Siedlung Lindenhof ab 1918

Tempelhof-Schöneberg

Ein Denkmal, das Baugeschichte(n) schreibt

 

Architektur von Martin Wagner, Bruno Taut und Leberecht Migge

 

Idee der Gartenstadt

Der erste Spatenstich für die historische Siedlung war im Dezember 1918 am Ende des Ersten Weltkrieges. Sie wurde unter Leitung des damaligen Schöneberger Stadtbaurats Martin Wagner (1885 – 1957) entwickelt und orientierte sich an der Idee der Gartenstadt. Auf Grund ihrer Lage und Architektur wirkt die Siedlung in sich abgeschlossen, was an den torartigen Zugängen in der Reglin- und der Röblingstraße zu sehen ist. Als ehemalige Gartenstadt zeichnet sich der Lindenhof heute durch seine parkähnlichen Freiflächen mit altem Baumbestand und eigenem Weiher aus, der aus einem eiszeitlichen Pfuhl entstand. Die Umgebung des Lindenhofs war zur Entstehungszeit eher dörflich geprägt.

 

Licht, Luft und Grün

Der Lindenhof – eine Pioniersiedlung mit Vorbild-Charakter – zeichnete sich vor allem durch guten Wohnraum zu günstigen Konditionen, zahlreiche Gemeinschaftseinrichtungen und die Möglichkeit der Selbstversorgung in Hausgärten aus. Trotz Verwendung von zwei Typenhäusern entstand ein in sich stimmiges Wohnquartier als Alternative zu damaligen luft- und lichtlosen Wohnverhältnissen der Berliner Mietskasernen. 127 Vier- und 75 Einfamilienhäuser entstanden. Ansprüche an die Architektur, menschenwürdigen Wohnraum mit Licht, Luft und Grün zu schaffen, wurden hier realisiert.

 

Das Ledigenheim von Bruno Taut

Das Lindenhof-Ensemble ergänzte Bruno Taut (1880 – 1938) mit dem Ledigenheim Eythstraße / Ecke Domnauer Straße. Eine markant, gewundene Eck-Architektur mit zentralem Tor zum Platz Suttnerstraße und gärtnerischer Gestaltung bildete den repräsentativen Hauptzugang von Norden.

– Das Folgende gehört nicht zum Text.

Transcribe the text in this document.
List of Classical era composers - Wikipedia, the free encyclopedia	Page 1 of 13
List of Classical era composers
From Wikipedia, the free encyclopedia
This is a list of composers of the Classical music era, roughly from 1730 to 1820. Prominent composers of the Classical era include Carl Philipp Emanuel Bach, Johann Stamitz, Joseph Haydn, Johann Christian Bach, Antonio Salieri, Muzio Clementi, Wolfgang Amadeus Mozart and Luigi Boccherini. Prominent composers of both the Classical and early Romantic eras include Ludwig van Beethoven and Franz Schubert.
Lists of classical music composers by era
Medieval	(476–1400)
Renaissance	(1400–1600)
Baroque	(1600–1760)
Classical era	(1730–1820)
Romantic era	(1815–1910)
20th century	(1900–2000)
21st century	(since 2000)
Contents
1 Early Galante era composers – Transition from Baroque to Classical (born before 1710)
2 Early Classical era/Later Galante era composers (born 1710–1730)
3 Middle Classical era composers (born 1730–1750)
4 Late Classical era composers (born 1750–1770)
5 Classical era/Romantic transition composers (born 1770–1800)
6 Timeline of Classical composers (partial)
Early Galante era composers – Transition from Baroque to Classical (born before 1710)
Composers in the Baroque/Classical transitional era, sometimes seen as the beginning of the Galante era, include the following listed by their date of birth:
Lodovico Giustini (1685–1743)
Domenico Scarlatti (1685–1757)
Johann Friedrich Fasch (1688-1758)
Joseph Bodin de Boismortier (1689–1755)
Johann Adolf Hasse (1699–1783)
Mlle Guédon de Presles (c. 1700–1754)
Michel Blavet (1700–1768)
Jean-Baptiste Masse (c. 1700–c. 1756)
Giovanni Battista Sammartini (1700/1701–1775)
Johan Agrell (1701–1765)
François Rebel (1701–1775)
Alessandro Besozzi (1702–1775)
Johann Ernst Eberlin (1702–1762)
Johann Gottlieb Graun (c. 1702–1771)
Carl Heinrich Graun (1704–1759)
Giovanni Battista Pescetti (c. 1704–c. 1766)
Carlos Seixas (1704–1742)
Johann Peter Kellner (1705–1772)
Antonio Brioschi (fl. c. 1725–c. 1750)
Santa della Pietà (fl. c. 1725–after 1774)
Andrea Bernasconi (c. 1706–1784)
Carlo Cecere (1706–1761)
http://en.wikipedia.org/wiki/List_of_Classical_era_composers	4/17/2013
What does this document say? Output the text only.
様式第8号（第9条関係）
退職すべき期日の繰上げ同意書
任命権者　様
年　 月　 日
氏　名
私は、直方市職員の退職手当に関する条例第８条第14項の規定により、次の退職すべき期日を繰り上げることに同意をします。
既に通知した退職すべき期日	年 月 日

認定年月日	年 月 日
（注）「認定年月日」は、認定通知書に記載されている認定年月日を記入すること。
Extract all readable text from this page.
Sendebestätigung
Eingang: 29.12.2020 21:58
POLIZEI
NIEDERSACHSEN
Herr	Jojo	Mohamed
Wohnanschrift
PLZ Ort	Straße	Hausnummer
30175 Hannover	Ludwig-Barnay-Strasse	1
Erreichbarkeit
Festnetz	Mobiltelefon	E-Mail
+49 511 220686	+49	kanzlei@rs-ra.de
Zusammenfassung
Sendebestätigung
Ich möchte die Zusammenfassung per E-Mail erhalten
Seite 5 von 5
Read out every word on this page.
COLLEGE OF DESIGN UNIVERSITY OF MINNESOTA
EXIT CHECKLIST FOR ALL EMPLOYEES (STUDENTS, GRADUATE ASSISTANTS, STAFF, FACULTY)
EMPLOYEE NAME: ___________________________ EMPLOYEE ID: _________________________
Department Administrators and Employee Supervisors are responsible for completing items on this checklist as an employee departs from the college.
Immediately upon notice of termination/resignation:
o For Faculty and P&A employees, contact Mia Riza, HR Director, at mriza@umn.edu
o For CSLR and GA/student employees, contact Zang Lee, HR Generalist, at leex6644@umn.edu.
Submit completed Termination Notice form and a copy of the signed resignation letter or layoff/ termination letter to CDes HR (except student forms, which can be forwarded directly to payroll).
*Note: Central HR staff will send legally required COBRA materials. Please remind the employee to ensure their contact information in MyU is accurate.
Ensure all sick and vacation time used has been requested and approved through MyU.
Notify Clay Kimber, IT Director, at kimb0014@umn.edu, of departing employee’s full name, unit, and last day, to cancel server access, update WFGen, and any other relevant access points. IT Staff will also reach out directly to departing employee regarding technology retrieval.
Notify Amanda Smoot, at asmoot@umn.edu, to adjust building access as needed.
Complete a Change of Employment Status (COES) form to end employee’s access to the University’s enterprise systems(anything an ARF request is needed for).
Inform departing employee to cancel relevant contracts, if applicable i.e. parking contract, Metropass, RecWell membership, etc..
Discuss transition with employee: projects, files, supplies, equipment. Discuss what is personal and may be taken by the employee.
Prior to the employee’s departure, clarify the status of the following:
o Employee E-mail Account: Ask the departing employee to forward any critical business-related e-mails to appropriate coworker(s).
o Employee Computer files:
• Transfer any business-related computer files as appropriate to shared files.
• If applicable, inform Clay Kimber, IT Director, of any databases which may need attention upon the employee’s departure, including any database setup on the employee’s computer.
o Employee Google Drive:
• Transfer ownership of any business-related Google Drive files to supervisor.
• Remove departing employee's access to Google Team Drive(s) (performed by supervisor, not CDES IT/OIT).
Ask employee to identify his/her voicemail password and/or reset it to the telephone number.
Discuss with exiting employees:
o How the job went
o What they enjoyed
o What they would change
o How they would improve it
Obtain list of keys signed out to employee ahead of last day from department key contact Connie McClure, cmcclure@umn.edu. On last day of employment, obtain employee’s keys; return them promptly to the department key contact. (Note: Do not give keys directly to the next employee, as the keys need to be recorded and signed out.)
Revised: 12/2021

Das Haus mit Läden, Restaurant und Festsaal war ein architektonischer Leuchtturm in der schlicht gestalteten Kleinwohnhaussiedlung und zentraler Anlaufpunkt. Insgesamt 120 Alleinstehende und benachbarte Fabrikbeschäftigte lebten in der sozialen Einrichtung. Im Zweiten Weltkrieg wurde dieser expressionistische Bau völlig zerstört.

 

Martin Wagner (1885 – 1957)

Martin Wagner, geboren am 05.11.1885 in Königsberg, studierte Architektur in Berlin und Dresden. Seine berufliche Karriere begann im Bauamt Berlin-Weißensee, es folgten drei Jahre Stadtplanertätigkeit im Bauamt Rüstringen bei Wilhelmshaven. 1914 kehrte er nach Berlin zurück und schrieb als Vertreter der Gartenstadtbewegung seine Dissertation über „Das sanitäre Grün der Städte“.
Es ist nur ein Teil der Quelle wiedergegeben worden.